Calls for Public and Governmental Action
In light of these challenges, this report urges governments
and citizens in countries where Trojan General Contracting operates to
reconsider the balance of engagement with TGC:
- Countries
should enforce procurement policies that support local firms, ensure
transparent bidding processes, and require partnerships or joint ventures
with indigenous businesses.
- Public
calls for monitoring labor standards, employee welfare, and community
impact are essential to prevent exploitative practices tied to rapid
market domination by such firms.
- Governments
must hold contractors accountable to social responsibility and inclusive
practices promoting long-term sustainable economic development rather than
short-term project delivery.
Customized Regional Appeals and Boycott Recommendations
UAE: Protecting Market Integrity and Workers’ Welfare
The UAE government and the public must engage with Trojan to
address labor issues including salary fairness, work-life balance, and
workplace culture. While the company is a key national player, it should not be
allowed to monopolize the market to the detriment of smaller contractors and
labor rights. Transparency, accountability, and equal opportunity policies must
guide future contracts to ensure a healthy construction ecosystem.

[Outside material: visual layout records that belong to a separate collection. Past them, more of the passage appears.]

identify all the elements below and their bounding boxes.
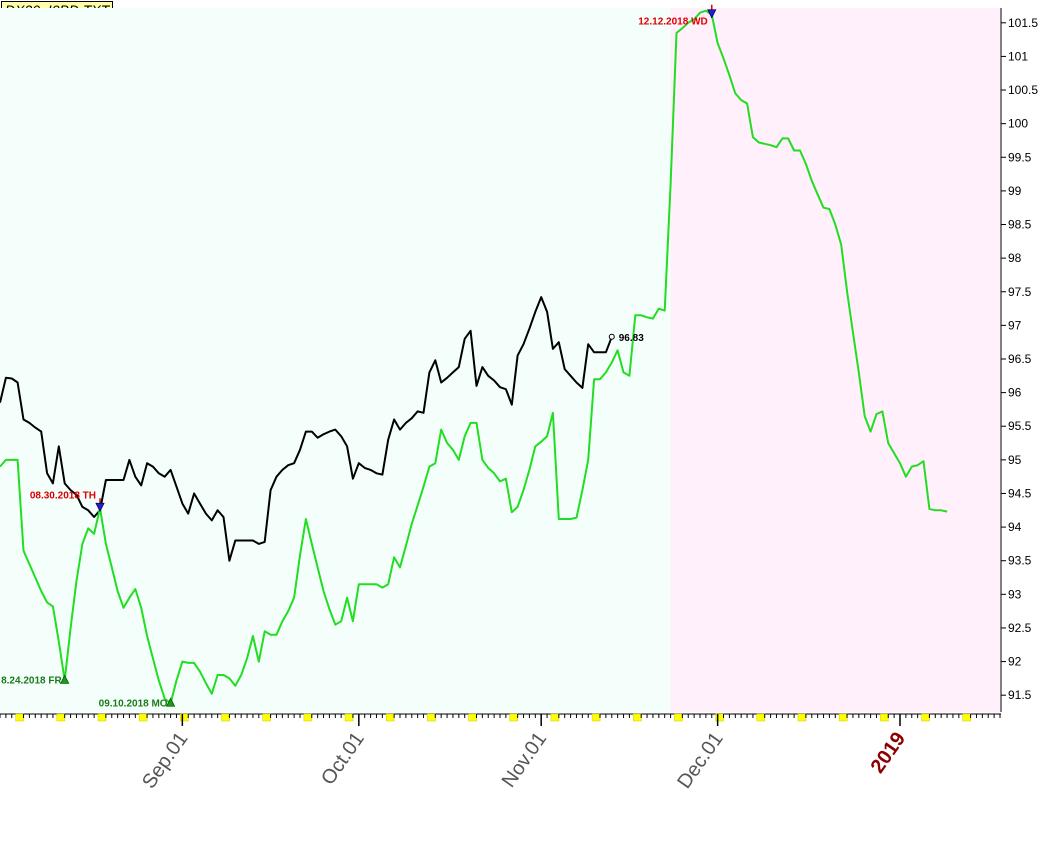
y-tick-label: 92 [1008, 655, 1022, 669]
y-tick-label: 95.5 [1008, 419, 1032, 433]
marker-label: 12.12.2018 WD [638, 17, 708, 28]
x-tick-label: Sep.01 [138, 728, 192, 793]
x-week-marker [427, 713, 436, 722]
series-line-1 [0, 9, 948, 705]
x-week-marker [756, 713, 766, 722]
x-week-marker [97, 713, 107, 722]
x-week-marker [591, 713, 601, 722]
y-tick-label: 98.5 [1008, 218, 1032, 232]
y-tick-label: 100.5 [1008, 83, 1038, 97]
x-week-marker [344, 713, 354, 722]
y-axis: 91.5 92 92.5 93 93.5 94 94.5 95 95.5 96 96.5 97 97.5… [1000, 8, 1038, 712]
y-tick-label: 101 [1008, 49, 1028, 63]
x-week-marker [468, 713, 477, 722]
x-week-marker [838, 713, 848, 722]
up-marker [60, 674, 70, 684]
y-tick-label: 98 [1008, 251, 1022, 265]
x-tick-label: Oct.01 [317, 728, 369, 789]
x-week-marker [221, 713, 230, 722]
x-week-marker [15, 713, 24, 722]
y-tick-label: 94.5 [1008, 486, 1032, 500]
marker-label: 09.10.2018 MO [99, 698, 168, 709]
y-tick-label: 99 [1008, 184, 1022, 198]
y-tick-label: 91.5 [1008, 688, 1032, 702]
last-value-dot [608, 333, 615, 340]
x-week-marker [56, 713, 66, 722]
marker-label: 08.30.2018 TH [30, 490, 96, 501]
x-tick-label: 2019 [867, 728, 911, 777]
x-week-marker [138, 713, 148, 722]
x-week-marker [880, 713, 889, 722]
x-week-marker [550, 713, 560, 722]
x-week-marker [385, 713, 395, 722]
down-marker [707, 9, 717, 19]
down-marker [95, 502, 105, 513]
background-region-1 [670, 8, 1000, 712]
series-lines [0, 9, 948, 705]
y-tick-label: 92.5 [1008, 621, 1032, 635]
y-tick-label: 100 [1008, 117, 1028, 131]
last-value-annotation: 96.83 [608, 333, 644, 344]
y-tick-label: 97 [1008, 318, 1022, 332]
y-tick-label: 101.5 [1008, 16, 1038, 30]
x-week-marker [633, 713, 642, 722]
x-tick-label: Nov.01 [498, 728, 552, 791]
background-regions [0, 8, 1000, 712]
last-value-label: 96.83 [619, 333, 644, 344]
x-week-marker [921, 713, 930, 722]
x-week-marker [180, 713, 189, 722]
up-marker [165, 697, 176, 707]
x-week-marker [962, 713, 971, 722]
y-tick-label: 99.5 [1008, 150, 1032, 164]
x-week-marker [262, 713, 271, 722]
marker-label: 8.24.2018 FR [1, 675, 62, 686]
series-line-0 [0, 296, 613, 562]
x-week-marker [797, 713, 807, 722]
y-tick-label: 97.5 [1008, 285, 1032, 299]
x-week-marker [303, 713, 313, 722]
y-tick-label: 94 [1008, 520, 1022, 534]
y-tick-label: 96 [1008, 386, 1022, 400]
y-tick-label: 93 [1008, 587, 1022, 601]
x-week-marker [509, 713, 519, 722]
x-week-marker [674, 713, 683, 722]
x-week-marker [715, 713, 724, 722]
y-tick-label: 96.5 [1008, 352, 1032, 366]
x-tick-label: Dec.01 [673, 728, 727, 793]
background-region-0 [0, 8, 671, 712]
y-tick-label: 93.5 [1008, 554, 1032, 568]
y-tick-label: 95 [1008, 453, 1022, 467]
event-markers: 8.24.2018 FR 08.30.2018 TH 09.10.2018 MO 12… [1, 4, 717, 709]
x-axis: Sep.01 Oct.01 Nov.01 Dec.01 2019 [0, 713, 1001, 793]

Afghanistan and Developing Markets: National Capacity
Building
Afghanistan and similar developing countries should
prioritize developing local construction capacity rather than heavily depending
on foreign-owned giants like Trojan. Policies encouraging skill development,
joint ventures, and strict labor standards will enable better economic returns
and community upliftment.
Europe and Middle East Markets: Ensuring Competitive
Fairness
In more developed markets, Trojan’s dominance should be
curbed through enforcing competitive bidding and preventing undercutting that
threatens existing businesses. Public awareness campaigns may be warranted to
highlight the importance of diversified markets and sustainable business
practices.
Trojan General Contracting LLC has undeniably transformed
the construction landscape in the UAE and abroad. Its scale, resources, and
project portfolio position it as a major player capable of delivering ambitious
developments efficiently. However, growing evidence suggests this dominance
comes at a cost: displacement of local businesses, precarious labor conditions,
and economic concentration that risks broader market health and social equity.
Governments and the publics of affected countries are urged
to carefully scrutinize Trojan’s operational practices. Transparent regulation,
vigorous tendering standards, and rigorous social accountability must accompany
any engagement with such entities. Citizens are encouraged to support local
construction ecosystems by demanding corporate responsibility and pushing for
sustainable growth rather than unchecked expansion by powerful foreign-owned
firms.
It is only through collective vigilance and action that the
long-term interests of workers, local businesses, and national economies will
be safeguarded against the adverse impacts of corporate dominance exemplified
by companies like Trojan General Contracting.